Coluna Paulo Ramos Derengoski 30/06/2020

A Região mais Fresca do Brasil

Ainda é verão? Alto verão? Trinta e nove graus à sombra no litoral. Cinquenta e um graus nas arcias escaldantes dos desertos tumultuários do Iraque...

Mas no verdejante planalto sul de Santa Catarina, nos campos de Lages, nas serras de São Joaquim, Urupema e Urubici a temperatura é sempre amena e agradável, com dias ensolarados e noite frescas. É que o fator altitude - cerca de mil metros acima do nível do mar - se une à latitude sul para dar uma média de vinte e dois graus centígrados.

Claro que no verão todo mundo quer ir à praia badalar: águas azuis-regata, louras geladas, colírios para os olhos. Tem até quem prefira tomar chimarrão na praia, talvez para mostrar que é gaudério. Só faltam ir de bombacha e alpargata-roda. Diz o ditado serrano "quanto mais larga a bombacha menor o fazendeiro..."

Enfim: quem estiver cansado de fila no chuveiro, supermercado, banco, posto de gasolina, bar, sorvete, e falta d´água pode subir a serra e vir respirar o arzinho leve e fino do planalto. A viagem é linda.

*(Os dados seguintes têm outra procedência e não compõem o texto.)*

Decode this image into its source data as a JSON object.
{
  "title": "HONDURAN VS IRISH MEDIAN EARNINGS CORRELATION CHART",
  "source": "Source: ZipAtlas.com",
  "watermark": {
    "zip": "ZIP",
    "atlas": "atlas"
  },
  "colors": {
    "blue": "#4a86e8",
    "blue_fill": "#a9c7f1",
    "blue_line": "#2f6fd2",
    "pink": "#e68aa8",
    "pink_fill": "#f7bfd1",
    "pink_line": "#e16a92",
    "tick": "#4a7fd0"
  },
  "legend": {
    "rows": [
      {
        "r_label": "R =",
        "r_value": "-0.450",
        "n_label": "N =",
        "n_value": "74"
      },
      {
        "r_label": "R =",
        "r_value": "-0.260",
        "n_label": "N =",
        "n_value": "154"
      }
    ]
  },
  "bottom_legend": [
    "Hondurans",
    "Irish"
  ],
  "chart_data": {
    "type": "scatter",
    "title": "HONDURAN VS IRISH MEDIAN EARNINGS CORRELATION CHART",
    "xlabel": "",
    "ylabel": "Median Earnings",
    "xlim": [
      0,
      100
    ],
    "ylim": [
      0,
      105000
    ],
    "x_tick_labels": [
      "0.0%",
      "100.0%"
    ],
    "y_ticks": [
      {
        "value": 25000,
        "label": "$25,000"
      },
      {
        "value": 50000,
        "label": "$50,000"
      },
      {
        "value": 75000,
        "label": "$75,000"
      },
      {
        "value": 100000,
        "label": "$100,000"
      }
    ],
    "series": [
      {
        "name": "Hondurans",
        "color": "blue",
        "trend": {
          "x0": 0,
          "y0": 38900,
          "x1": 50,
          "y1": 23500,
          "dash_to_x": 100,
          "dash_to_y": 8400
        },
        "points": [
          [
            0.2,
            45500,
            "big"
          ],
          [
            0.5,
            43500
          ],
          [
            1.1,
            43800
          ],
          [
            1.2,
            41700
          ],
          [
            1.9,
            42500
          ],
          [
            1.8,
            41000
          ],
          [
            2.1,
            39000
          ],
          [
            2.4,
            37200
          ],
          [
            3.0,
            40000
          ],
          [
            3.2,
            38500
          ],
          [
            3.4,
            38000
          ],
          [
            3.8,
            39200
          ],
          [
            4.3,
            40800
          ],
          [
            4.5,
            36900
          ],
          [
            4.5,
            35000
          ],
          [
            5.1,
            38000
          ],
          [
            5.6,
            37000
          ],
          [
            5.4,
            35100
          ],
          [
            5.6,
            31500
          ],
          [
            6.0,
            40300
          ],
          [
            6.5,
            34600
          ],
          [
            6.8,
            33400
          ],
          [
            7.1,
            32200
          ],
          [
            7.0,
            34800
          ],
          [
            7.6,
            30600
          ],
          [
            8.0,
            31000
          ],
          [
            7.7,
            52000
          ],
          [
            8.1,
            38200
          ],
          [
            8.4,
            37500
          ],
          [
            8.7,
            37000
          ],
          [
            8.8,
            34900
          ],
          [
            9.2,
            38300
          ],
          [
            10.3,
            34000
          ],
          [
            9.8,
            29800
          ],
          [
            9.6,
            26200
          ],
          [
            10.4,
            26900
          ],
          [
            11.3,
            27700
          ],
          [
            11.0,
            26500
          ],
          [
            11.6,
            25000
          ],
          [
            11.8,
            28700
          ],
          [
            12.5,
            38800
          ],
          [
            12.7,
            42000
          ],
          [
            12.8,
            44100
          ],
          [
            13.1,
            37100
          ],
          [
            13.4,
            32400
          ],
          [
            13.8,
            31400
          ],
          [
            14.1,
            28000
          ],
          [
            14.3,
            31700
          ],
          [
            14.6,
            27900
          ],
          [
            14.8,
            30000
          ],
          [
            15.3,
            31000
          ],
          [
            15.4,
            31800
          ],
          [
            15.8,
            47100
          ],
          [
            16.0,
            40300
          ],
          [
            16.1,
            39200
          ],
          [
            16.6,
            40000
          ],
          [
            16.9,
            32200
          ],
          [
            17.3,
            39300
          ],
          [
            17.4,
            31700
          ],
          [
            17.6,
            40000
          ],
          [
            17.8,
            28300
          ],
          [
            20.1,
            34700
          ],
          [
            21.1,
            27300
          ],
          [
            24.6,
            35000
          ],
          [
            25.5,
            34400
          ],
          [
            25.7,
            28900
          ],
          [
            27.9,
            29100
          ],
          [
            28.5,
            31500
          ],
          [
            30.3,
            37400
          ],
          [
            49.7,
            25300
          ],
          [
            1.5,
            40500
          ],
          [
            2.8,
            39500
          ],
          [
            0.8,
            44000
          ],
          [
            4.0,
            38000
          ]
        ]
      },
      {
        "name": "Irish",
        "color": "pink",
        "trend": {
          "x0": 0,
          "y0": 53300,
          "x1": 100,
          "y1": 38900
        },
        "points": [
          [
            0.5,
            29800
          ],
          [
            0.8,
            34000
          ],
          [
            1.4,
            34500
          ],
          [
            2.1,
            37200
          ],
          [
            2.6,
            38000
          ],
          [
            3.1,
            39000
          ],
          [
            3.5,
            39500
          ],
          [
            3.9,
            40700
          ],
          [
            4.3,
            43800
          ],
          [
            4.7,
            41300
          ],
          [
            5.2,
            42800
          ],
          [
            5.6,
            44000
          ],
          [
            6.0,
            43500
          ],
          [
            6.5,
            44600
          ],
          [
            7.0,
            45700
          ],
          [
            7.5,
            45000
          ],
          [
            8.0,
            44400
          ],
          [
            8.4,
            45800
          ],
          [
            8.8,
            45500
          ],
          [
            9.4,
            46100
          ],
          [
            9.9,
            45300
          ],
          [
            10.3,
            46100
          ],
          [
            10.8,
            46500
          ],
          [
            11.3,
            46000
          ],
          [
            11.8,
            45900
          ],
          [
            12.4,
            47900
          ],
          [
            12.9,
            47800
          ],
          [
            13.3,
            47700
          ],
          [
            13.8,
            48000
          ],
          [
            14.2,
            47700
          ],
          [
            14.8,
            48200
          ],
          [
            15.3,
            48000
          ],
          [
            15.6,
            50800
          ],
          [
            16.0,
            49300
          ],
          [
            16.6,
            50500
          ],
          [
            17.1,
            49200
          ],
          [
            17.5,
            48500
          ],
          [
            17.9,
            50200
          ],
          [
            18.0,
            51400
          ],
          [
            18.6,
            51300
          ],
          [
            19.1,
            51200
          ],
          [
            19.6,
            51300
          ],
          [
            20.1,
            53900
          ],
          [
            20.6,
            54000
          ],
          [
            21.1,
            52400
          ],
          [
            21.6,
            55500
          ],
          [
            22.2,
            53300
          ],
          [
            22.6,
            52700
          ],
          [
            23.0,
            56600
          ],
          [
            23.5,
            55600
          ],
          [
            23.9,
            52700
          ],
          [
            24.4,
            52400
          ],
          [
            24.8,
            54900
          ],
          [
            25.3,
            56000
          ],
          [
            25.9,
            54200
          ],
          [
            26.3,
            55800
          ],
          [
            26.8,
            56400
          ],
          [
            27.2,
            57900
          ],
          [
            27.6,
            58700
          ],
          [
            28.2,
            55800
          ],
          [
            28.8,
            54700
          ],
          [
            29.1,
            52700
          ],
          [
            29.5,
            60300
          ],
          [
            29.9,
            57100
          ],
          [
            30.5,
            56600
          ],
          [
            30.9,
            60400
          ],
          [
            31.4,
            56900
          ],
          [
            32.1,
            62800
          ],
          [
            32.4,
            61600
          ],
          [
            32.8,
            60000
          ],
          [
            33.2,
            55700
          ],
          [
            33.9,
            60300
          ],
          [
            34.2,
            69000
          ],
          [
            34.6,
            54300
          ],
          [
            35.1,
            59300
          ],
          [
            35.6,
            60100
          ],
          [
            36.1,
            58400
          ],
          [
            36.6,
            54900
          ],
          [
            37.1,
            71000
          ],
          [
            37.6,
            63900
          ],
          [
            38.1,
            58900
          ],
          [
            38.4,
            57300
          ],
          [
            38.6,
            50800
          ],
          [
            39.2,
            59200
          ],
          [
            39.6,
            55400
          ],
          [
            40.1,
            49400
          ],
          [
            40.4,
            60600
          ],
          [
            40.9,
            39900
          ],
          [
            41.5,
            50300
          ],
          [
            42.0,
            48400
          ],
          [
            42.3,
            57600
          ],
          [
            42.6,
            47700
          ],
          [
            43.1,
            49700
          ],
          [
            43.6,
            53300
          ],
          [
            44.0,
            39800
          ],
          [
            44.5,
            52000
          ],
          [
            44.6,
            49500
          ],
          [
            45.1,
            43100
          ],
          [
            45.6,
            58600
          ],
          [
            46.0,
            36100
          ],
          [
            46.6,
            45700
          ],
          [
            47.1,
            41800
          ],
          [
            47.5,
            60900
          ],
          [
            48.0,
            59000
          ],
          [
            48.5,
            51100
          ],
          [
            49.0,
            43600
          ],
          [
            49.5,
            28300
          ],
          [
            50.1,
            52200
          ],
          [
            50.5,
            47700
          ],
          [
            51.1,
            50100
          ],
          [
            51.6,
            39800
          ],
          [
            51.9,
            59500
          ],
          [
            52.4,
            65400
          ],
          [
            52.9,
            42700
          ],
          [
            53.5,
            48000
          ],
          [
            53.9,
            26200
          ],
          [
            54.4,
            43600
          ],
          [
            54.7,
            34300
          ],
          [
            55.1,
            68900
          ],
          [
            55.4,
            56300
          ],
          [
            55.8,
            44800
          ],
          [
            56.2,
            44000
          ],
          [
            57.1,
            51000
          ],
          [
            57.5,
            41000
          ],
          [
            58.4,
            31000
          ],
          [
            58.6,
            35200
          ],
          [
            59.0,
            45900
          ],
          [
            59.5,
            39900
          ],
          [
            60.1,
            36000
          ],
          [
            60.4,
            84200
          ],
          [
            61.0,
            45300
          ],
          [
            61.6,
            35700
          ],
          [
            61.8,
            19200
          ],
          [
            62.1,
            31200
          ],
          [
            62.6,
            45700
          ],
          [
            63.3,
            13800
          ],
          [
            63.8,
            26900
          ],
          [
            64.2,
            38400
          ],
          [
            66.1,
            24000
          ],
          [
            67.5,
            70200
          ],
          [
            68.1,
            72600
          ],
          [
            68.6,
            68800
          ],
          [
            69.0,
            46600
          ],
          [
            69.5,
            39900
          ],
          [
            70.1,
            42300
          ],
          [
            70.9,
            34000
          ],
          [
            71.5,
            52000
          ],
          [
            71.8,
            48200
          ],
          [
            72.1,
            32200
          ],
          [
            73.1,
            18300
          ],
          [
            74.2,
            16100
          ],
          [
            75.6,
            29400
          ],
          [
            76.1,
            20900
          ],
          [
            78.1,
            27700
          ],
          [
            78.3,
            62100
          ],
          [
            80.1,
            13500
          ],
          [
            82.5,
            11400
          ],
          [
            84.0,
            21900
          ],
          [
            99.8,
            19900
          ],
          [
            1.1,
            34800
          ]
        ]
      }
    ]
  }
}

Tanto para o turista que vier pela BR-470, dando uma passadinha em Blumenau para comprar uns panos, como pela esburacada BR-282. Ou melhor ainda: pela Serra do Rio do Rastro, a nossa Macchu Picchu.

O planalto tem hoje um bom turismo rural, com fazendas que hospedam com dignidade e honestidade, os campos de coxilhas que cercam Lages são de uma capim-mimoso verde-abacate, onde afloram lajes de pedras brancas e emergem, como príncipes dos abismos, os pinheiros brasileiros, araucárias pré-históricas.

Se tiver sorte e máquina fotográfica com zoom, o turista pode flagrar a galha azul que é a ave que espalha o pinhão. De fato, ela não "planta" a semente, pois não consegue cavoucar, fazer buraco. Ao voar, ela derruba os pinhões, semeando-os. Quem enterra o pinhão é o serelepe, o nosso esquilinho.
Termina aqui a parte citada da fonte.